The only sensible and economical solution was to figure out the combination of ingredients and make our own perfect chicken salad. We had the canned white meat chicken and pecans, so we were two thirds of the way to our goal. We found dried cranberries in the bulk organic food section at Crest. The dilemma was the honey poppyseed dressing; we found several different brands of poppyseed dressing, but none with honey. Okay, we are both educated people – no, seriously we are – the simple solution would be to add our own honey. While we were excitedly going over the contents of our new favorite dish, we recalled that the purchased version also had celery.

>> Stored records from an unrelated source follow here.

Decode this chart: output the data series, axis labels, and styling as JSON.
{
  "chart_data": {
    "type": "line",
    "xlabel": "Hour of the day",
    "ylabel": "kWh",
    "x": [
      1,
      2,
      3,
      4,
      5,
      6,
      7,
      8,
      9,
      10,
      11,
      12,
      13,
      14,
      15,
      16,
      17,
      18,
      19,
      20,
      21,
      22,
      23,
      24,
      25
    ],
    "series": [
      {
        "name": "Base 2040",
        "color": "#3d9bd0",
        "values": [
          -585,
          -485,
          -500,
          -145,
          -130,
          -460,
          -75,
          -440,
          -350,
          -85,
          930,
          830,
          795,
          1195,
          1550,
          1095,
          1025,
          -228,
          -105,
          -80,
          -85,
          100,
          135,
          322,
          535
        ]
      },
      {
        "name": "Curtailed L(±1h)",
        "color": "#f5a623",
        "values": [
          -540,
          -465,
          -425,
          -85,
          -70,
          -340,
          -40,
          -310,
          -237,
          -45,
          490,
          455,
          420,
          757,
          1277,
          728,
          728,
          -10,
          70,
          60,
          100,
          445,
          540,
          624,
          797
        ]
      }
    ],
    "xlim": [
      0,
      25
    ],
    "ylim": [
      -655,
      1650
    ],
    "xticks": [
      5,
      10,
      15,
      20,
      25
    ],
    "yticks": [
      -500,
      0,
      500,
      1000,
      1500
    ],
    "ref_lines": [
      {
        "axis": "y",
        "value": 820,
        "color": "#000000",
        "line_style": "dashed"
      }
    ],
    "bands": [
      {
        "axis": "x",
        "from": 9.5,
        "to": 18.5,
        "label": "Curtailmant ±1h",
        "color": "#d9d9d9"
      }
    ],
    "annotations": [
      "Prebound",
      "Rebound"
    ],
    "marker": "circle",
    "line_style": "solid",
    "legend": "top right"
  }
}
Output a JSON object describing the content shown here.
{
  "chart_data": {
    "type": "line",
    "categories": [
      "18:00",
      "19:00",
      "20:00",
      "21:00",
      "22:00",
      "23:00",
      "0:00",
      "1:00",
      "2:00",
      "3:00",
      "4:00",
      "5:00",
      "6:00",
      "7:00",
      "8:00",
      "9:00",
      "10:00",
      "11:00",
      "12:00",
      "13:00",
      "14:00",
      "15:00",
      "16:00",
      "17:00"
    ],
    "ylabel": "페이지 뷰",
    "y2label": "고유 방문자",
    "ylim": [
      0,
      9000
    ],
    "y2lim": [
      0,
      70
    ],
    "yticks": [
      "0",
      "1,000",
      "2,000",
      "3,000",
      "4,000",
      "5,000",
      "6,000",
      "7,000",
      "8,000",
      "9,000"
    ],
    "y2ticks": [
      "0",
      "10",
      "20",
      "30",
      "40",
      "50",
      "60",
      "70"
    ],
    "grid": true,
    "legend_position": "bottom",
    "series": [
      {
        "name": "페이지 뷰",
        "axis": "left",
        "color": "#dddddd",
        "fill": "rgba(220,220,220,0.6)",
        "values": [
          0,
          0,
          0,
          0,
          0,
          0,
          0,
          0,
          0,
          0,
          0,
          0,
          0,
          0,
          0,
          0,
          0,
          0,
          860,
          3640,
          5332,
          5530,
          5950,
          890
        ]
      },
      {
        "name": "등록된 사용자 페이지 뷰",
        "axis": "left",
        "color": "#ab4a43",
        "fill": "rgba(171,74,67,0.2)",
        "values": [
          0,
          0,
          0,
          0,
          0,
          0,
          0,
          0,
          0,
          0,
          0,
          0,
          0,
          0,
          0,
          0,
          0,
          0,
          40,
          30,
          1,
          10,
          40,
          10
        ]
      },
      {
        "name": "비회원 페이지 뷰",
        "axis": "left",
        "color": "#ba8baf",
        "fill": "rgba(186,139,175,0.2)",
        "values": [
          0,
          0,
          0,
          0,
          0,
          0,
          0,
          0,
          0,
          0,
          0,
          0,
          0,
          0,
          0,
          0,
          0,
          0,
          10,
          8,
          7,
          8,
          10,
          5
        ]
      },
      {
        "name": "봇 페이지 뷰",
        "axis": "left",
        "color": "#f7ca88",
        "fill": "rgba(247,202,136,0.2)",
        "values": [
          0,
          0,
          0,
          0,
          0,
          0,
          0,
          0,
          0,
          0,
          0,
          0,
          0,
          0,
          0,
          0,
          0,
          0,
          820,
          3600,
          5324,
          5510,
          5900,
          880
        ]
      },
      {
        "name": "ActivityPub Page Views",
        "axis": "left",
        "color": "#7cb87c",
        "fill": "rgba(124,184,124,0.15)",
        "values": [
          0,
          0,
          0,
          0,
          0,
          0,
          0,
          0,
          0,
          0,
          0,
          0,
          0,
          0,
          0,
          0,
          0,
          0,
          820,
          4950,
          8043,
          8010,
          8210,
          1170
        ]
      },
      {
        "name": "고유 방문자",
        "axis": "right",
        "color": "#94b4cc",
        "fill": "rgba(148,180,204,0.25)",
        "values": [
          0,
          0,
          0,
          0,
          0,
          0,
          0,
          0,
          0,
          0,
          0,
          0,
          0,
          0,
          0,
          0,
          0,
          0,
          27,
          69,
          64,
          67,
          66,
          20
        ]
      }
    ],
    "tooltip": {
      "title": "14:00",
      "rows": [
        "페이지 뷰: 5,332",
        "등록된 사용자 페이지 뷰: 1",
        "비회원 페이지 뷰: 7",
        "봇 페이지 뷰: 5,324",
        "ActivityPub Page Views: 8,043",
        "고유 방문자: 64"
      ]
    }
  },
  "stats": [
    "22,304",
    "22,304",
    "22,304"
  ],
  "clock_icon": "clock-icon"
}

With ingredients in hand and a very large bowl, I began the process: drain and fork the chicken, check; chop pecans and celery, check; add cranberries, check. The only scary part was the dressing. Adding too much honey could ruin the feast, whereas too little was easy enough to overcome.  I opted to mix it in smaller batches and finally came up with a 7:1 ratio of dressing to honey. The results – perfection! This dish might not be an exact duplication of the more pricy container, but it was less than half the cost of the SAMS version.

This week I can be as lazy as I want with my lunches, but it will be anything but boring.

Cranberry Pecan Chicken Salad

4-13 oz. cans of white chicken

1 cup coarsely chopped pecans

1 cup diced celery

1 cup dried cranberries

15 oz. poppyseed dressing

2 oz. honey

Drain and fork chicken to separate. Add pecans, celery and cranberries; mixing thoroughly. Add poppyseed dressing alternately with honey. Mix and serve on pita flatbread or other whole grain bread. Store in air-tight container. Enjoy!